Prediction models are sometimes developed to give overall prognostic information to a patient (“what are my chances, doc?”) or to inform a very wide range of possible medical decisions. Perhaps more commonly, prediction models are developed to inform either a single decision, or a small number of related decisions. For instance, the Framingham model is used to inform whether a patient should be given treatment (or more intensive monitoring) to prevent a cardiovascular event; the Gail model is used to determine chemoprevention for breast cancer; various “risk calculators” have been developed in prostate cancer to help men decided whether or not to get a prostate biopsy.

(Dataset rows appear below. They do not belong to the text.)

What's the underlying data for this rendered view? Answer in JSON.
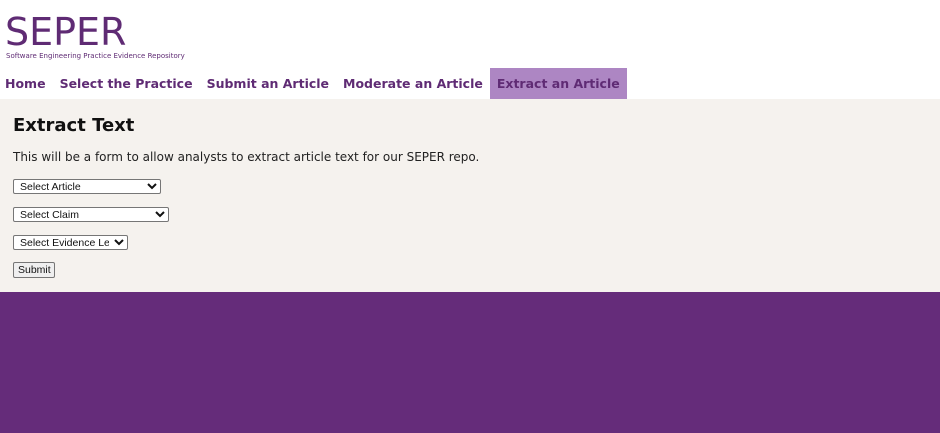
{
  "header": {
    "logo_title": "SEPER",
    "logo_subtitle": "Software Engineering Practice Evidence Repository"
  },
  "nav": {
    "items": [
      {
        "label": "Home",
        "active": false
      },
      {
        "label": "Select the Practice",
        "active": false
      },
      {
        "label": "Submit an Article",
        "active": false
      },
      {
        "label": "Moderate an Article",
        "active": false
      },
      {
        "label": "Extract an Article",
        "active": true
      }
    ]
  },
  "main": {
    "title": "Extract Text",
    "intro": "This will be a form to allow analysts to extract article text for our SEPER repo.",
    "article_select": "Select Article",
    "claim_select": "Select Claim",
    "evidence_select": "Select Evidence Level",
    "submit_label": "Submit"
  },
  "colors": {
    "brand": "#5f2b74",
    "active_tab": "#ad86c3",
    "content_bg": "#f5f2ee",
    "footer_bg": "#652c7a"
  }
}
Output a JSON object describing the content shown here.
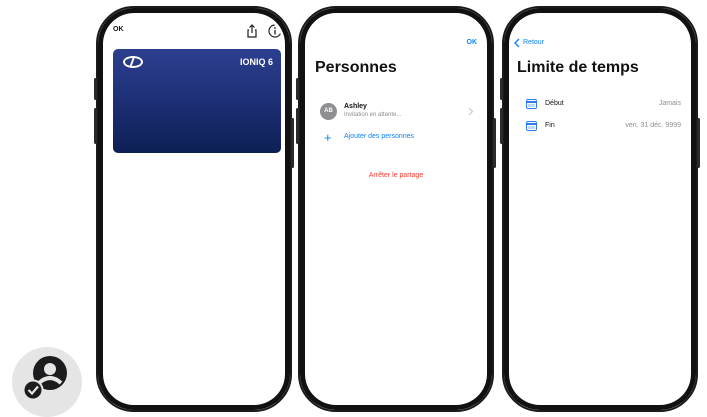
{
  "phone1": {
    "ok_label": "OK",
    "card_title": "IONIQ 6",
    "share_icon": "share-icon",
    "info_icon": "info-icon",
    "logo_icon": "hyundai-logo"
  },
  "phone2": {
    "ok_label": "OK",
    "title": "Personnes",
    "person": {
      "initials": "AB",
      "name": "Ashley",
      "status": "Invitation en attente..."
    },
    "add_people": "Ajouter des personnes",
    "stop_sharing": "Arrêter le partage"
  },
  "phone3": {
    "back_label": "Retour",
    "title": "Limite de temps",
    "rows": [
      {
        "label": "Début",
        "value": "Jamais"
      },
      {
        "label": "Fin",
        "value": "ven. 31 déc. 9999"
      }
    ]
  },
  "colors": {
    "accent": "#0a84ff",
    "destructive": "#ff3b30",
    "card": "#1f3178"
  }
}
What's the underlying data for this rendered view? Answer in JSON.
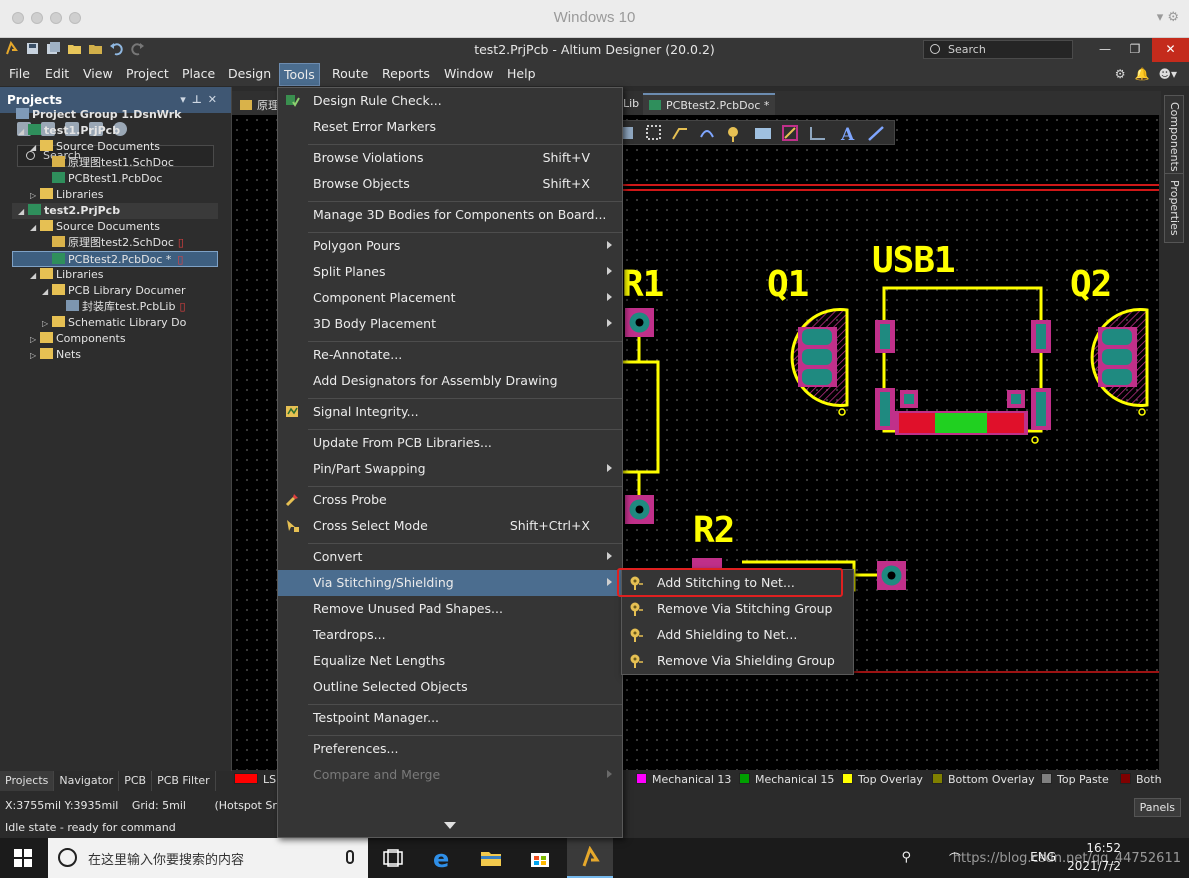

When we evaluate models, we want to be able to tell doctors and patients whether they should use that model in clinical practice. Because we are talking about a decision – use the model or don’t use the model – it is most natural to use decision-analytic methods. However, some have claimed that decision-analytic methods are not required, and that traditional statistical metrics (such as AUC, calibration plots and the like) can be used to determine whether to use a model in clinical practice. There are cases when this is undoubtedly the case, for instance, we would disfavor a model with a low AUC and gross miscalibration. But this is likely the exception rather than the rule: I propose that in most cases, accuracy metrics are unable to inform doctors and patients as to whether they should use a model.
I have created five typical, indeed, rather mundane, scenarios. In each, I describe the clinical use of the model (e.g. to predict risk of prostate cancer to inform whether to have a biopsy) and give performance characteristics (e.g. AUC). The challenge in each case is to answer the question as to whether the model should be used in practice based on those performance characteristics. The answer must be in a form that would allow a second party to agree or disagree replicably for specific reasons. So, for instance, “you should use the model because yes, there is miscalibration, but it doesn’t look too bad” would be unacceptable, because no criteria are given for judging the degree of miscalibration.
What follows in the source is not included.